Trading opportunities for the currency pair: Movement on the EUR/USD pair continues to correlate with that of 2005. According to historical patterns, a large downwards correction is due to take place after the 15th of April. Despite this, the rate may still deviate significantly upwards.

After Friday’s payrolls, the price came out of the 1.0494 – 1.0626 range. As it breaks 1.0715, growth will accelerate to 1.0780. This is where the euro will stop growing and a symmetrical triangle will form. If a rebound doesn’t follow from this, and the rate breaks the 1.0829 support, we could see the price restore all the way to 1.1021. Should the daily candlestick close below the 2 copy line, then we can forget about this potential surge. We’re working towards 1.1021 with an eye on the 1 copy and 2 copy lines. The euro should reach the TR1 trend line by the 10th of April.

Background:

The previous idea for the EUR/USD currency pair was published on the 19th of December 2016. At the time of publication, the pair was trading at 1.0451. In my review, I proposed various possible scenarios for the pair’s development based on historical patterns. My model was based on the price pattern from 2005, which had a 90% correlation with price movements at the time. Back then, I was expecting a rebound from the lower boundary of the A channel to 1.0672 by the end of the year.

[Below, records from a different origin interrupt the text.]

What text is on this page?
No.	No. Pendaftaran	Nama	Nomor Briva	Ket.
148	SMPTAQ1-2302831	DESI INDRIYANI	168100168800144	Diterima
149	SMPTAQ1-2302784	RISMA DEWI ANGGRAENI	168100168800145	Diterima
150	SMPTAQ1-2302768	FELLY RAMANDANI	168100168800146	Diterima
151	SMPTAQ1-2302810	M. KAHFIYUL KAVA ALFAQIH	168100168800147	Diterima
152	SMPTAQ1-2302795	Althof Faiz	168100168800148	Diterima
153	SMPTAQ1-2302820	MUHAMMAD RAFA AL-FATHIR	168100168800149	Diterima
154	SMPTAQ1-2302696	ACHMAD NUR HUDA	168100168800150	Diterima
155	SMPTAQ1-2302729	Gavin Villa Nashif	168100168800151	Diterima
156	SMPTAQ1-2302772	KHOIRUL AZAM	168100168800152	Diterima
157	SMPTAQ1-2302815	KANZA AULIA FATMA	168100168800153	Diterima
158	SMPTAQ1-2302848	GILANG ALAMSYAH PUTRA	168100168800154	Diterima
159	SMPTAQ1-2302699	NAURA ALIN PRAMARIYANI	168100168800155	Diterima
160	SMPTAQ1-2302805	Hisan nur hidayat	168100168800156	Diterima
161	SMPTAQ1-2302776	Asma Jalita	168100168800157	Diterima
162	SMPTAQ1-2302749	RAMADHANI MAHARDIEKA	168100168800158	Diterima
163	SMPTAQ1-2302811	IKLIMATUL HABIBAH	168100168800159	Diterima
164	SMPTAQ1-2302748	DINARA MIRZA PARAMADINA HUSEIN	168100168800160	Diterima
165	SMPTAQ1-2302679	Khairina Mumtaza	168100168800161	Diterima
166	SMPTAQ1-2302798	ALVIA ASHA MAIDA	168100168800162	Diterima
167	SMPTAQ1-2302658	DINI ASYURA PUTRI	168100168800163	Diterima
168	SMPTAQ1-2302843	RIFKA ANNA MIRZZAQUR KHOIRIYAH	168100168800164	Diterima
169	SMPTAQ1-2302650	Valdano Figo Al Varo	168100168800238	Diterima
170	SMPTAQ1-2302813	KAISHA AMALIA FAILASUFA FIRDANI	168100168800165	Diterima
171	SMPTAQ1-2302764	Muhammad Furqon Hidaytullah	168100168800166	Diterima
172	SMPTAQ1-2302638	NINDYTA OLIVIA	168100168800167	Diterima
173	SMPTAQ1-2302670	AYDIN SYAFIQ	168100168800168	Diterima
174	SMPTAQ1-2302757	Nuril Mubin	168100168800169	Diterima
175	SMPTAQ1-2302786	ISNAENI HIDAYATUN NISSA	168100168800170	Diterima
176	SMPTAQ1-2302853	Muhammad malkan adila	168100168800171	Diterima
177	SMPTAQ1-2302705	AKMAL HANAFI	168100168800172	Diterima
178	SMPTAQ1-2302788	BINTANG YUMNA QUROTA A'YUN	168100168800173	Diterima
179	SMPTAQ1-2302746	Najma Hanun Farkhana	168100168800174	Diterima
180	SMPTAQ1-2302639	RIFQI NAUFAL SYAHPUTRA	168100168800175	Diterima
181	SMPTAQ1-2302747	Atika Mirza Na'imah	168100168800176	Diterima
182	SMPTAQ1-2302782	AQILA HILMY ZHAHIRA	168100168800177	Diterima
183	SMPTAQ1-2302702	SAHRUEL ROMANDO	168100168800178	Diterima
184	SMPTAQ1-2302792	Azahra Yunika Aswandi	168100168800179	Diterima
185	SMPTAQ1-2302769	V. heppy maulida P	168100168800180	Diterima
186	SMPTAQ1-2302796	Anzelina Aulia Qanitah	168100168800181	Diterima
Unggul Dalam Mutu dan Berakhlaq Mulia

What actually happened is that the euro rebounded from the lower boundary of the A-A channel on the 20th of December 2016. On the 30th of December, the euro restored to 1.0654. Due to a slide from 1.0451 to 1.0352, the euro missed its target by 18 pips. The first few days of the new year were very volatile. In the space of two days, buyers receded by 314 pips. Despite this, on the 2nd of February, the price restored to 1.0828.

Current situation:

From a maximum of 1.0828, the euro fell back to 1.0453. The correction came to 61.8% of the upwards movement from 1.0340 to 1.0828. From the 22nd of February, the pair got stuck in a sideways trend for 10 days. The price came out of this trend on Friday as the US jobs report was published.